Шпион императора - страница 2
– Ну, не так уж это ново, во Франции Людвиг Одиннадцатый занимался этим уже сто лет назад.
– Разные страны приходят к этому разными темпами, у одних получается скорее, у других медленнее. Попробуйте-ка навести автократический порядок в этом литовско-польском бедламе!
– Стефану это удавалось… отчасти.
– Едва ли это можно было назвать порядком. Ему подчинялись просто потому, что он сумел убедить и поляков, и литовцев в выгоде такого временного подчинения: вместо того, чтобы бесчинствовать на своей земле, где не осталось уже ничего неразграбленного, Баторий повел их грабить московитов. И потом это вообще не показатель, во время войны верховная власть всегда крепнет.
– Тут позвольте с вами не согласиться, – возразил канцлер. – Она крепнет во время успешной войны, военные неудачи приводят ее к катастрофе. Впрочем, это не существенно; вы, значит, считаете, что будущее за автократическими режимами, и именно в этом видите силу Годунова?
– Он ее уже имеет – ему официально дан титул «правителя», для России это вещь неслыханная. Там издавна считалось, что в стране может быть лишь один правитель – великий князь, царь.
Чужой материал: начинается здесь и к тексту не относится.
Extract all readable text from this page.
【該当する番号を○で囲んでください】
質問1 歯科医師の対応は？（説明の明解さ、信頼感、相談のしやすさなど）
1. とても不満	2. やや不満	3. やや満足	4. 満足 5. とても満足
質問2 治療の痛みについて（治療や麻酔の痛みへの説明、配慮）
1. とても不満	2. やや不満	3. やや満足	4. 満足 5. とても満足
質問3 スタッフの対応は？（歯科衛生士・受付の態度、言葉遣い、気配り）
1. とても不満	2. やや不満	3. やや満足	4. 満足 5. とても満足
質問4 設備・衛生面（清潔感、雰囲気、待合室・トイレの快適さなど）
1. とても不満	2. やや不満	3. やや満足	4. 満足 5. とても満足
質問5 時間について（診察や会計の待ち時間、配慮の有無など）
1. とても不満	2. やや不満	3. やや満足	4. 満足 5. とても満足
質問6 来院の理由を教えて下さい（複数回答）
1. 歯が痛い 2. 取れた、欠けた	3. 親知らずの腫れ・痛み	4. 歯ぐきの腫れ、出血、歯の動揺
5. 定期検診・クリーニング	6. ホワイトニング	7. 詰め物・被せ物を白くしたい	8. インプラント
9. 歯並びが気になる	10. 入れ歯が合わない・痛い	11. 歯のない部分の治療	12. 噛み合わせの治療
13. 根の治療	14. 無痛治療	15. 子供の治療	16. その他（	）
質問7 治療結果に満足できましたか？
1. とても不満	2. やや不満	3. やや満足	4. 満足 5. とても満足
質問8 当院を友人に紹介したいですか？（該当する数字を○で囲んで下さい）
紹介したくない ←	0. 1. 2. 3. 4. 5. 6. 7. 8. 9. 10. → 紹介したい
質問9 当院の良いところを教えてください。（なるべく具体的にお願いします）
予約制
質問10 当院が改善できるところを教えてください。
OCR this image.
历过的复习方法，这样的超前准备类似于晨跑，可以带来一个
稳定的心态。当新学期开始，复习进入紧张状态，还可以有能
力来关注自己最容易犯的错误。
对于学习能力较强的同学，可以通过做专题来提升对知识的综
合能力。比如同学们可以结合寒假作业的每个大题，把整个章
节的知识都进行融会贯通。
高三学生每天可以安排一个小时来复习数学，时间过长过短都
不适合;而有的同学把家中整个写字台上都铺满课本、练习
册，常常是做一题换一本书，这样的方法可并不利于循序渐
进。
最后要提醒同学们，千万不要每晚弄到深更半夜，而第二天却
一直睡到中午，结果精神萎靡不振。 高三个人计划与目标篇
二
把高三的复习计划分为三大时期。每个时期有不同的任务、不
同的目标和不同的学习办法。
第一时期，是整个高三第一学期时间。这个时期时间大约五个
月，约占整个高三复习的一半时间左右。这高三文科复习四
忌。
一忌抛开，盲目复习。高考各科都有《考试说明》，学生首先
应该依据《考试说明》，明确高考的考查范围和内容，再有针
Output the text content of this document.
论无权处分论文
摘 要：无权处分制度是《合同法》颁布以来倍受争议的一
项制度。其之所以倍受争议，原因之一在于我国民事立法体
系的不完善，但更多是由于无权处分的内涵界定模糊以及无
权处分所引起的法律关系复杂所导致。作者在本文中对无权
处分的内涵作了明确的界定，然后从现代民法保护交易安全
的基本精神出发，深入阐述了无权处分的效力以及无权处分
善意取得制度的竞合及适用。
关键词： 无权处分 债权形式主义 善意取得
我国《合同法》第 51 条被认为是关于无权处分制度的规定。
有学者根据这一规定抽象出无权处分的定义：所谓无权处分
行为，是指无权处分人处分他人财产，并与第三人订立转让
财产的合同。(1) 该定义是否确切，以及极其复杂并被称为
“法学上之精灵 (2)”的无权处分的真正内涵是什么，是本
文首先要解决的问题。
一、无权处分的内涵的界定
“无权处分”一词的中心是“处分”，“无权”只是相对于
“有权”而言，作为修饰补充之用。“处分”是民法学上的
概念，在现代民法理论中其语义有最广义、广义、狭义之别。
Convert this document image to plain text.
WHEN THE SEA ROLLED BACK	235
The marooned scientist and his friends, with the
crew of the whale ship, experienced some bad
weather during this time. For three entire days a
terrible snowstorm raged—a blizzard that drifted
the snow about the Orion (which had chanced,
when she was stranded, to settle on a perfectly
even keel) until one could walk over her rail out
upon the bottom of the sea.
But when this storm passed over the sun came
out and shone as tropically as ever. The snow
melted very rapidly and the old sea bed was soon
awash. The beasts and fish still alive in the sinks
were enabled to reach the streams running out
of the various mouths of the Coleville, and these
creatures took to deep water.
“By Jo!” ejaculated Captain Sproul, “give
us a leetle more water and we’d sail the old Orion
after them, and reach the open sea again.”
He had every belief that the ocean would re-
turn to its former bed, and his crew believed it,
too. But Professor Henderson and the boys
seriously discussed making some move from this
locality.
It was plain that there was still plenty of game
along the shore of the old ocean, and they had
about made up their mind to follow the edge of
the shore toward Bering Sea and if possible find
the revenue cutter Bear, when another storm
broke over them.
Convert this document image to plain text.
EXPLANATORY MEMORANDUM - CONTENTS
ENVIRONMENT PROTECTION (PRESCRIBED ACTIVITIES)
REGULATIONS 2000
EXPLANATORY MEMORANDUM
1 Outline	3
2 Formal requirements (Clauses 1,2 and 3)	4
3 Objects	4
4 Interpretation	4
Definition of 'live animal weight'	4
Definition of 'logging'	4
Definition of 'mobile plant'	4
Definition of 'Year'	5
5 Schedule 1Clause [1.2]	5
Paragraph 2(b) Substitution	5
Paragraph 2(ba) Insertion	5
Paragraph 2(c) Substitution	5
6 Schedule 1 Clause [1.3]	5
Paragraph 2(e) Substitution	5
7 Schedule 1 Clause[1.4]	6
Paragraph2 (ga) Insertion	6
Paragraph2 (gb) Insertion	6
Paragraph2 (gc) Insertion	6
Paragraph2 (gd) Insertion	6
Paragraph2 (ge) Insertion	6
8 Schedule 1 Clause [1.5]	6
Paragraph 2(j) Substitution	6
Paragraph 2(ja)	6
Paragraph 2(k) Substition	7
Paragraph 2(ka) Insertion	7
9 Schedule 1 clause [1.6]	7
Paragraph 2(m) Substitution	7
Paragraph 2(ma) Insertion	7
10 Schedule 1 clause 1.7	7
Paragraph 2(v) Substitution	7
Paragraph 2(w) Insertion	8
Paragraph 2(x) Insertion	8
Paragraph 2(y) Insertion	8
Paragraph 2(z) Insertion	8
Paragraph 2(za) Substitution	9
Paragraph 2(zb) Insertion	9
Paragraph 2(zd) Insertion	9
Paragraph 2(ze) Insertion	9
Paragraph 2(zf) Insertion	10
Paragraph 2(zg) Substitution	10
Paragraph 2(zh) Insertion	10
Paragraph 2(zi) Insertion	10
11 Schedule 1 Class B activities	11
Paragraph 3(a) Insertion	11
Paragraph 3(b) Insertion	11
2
Словом, венценосец.
– Ну, это уже игра слов. Думаю, «правителем» Годунова нарекли лишь в некотором переносном смысле.
– Несомненно. Но власть этого человека в том, что Феодор ничего не может сделать без его одобрения. Или вопреки его желаниям.
– Это власть временщика, не следует переоценивать ее прочность. Меня интересует, может ли Годунов когда-нибудь оказаться на московском троне?
– Помилуйте, ваша светлость, каким же образом? Феодор слаб здоровьем, но его жизни пока ничто не угрожает… насколько мне известно. Кроме того, у него есть брат, сейчас ему лет семь, и случись что с Феодором, право на трон перейдет к Димитрию. В этом случае, разумеется, Годунов может стать регентом… хотя и это сомнительно. Превратившись из царского шурина в брата вдовствующей царицы, он сразу потеряет свое влияние. Бояре его ненавидят, горожане уже дважды поднимали в Москве бунт и осаждали кремлинскую цитадель, требуя истребить всех Годуновых…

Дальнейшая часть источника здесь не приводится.